Reinterpreting Memory

Learn more about the inner workings of memory by learning to reinterpret data types.


We know by now that memory is a linear sequence of bits or bytes.

We also know the following:

  • When we create a variable on the stack, say int x, we allocate a block of memory of 4 bytes (the size of int). We change the stack pointer esp register by subtracting 4 (pushing the stack).
  • When we create a variable on the heap, we use malloc or calloc. These functions only need to know the size of the memory block to allocate it.

From the points mentioned above, we can deduce that no matter how we allocate data, the only important thing is how many bytes we need for that particular data type.

The memory itself has no concept of data types.
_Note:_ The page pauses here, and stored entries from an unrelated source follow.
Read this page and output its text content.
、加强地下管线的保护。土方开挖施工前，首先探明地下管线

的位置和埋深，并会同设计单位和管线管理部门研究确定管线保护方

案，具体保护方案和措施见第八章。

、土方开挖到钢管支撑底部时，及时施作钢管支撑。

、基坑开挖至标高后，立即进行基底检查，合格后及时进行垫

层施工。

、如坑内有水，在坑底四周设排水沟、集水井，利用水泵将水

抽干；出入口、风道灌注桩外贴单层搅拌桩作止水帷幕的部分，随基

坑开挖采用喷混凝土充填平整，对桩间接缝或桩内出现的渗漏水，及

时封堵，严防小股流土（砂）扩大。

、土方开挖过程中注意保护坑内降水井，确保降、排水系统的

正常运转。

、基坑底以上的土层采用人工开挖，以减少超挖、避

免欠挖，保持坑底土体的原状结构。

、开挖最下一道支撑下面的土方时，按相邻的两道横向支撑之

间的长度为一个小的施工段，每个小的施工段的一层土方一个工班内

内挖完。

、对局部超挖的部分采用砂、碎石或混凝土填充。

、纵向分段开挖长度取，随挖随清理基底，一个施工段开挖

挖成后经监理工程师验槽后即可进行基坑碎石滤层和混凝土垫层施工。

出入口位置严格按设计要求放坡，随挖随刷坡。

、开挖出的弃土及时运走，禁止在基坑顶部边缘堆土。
It’s just a sequence of 0 and 1. The memory doesn’t care if 0 and 1 come from an int or a double. We choose how to interpret the data depending on which data type we use in our code.

For example:

malloc(4 * sizeof(char));

Both malloc calls will allocate a memory block of 4 bytes. It’s up to us if we want to interpret these 4 bytes as one integer or as an array of four characters. The following interpretations are valid:

int* p1 = malloc(sizeof(int));
char* p2 = malloc(4 * sizeof(char));

We can even mix them:

char* p1 = malloc(sizeof(int));
int* p2 = malloc(4 * sizeof(char));

Sure, doing so is confusing, and it isn’t something we should do in practice. But the important thing is that it works. Both sizeof(int) and 4 * sizeof(char) yield a block of 4 bytes, and we can choose how to interpret it, either as an integer or as an array of four characters.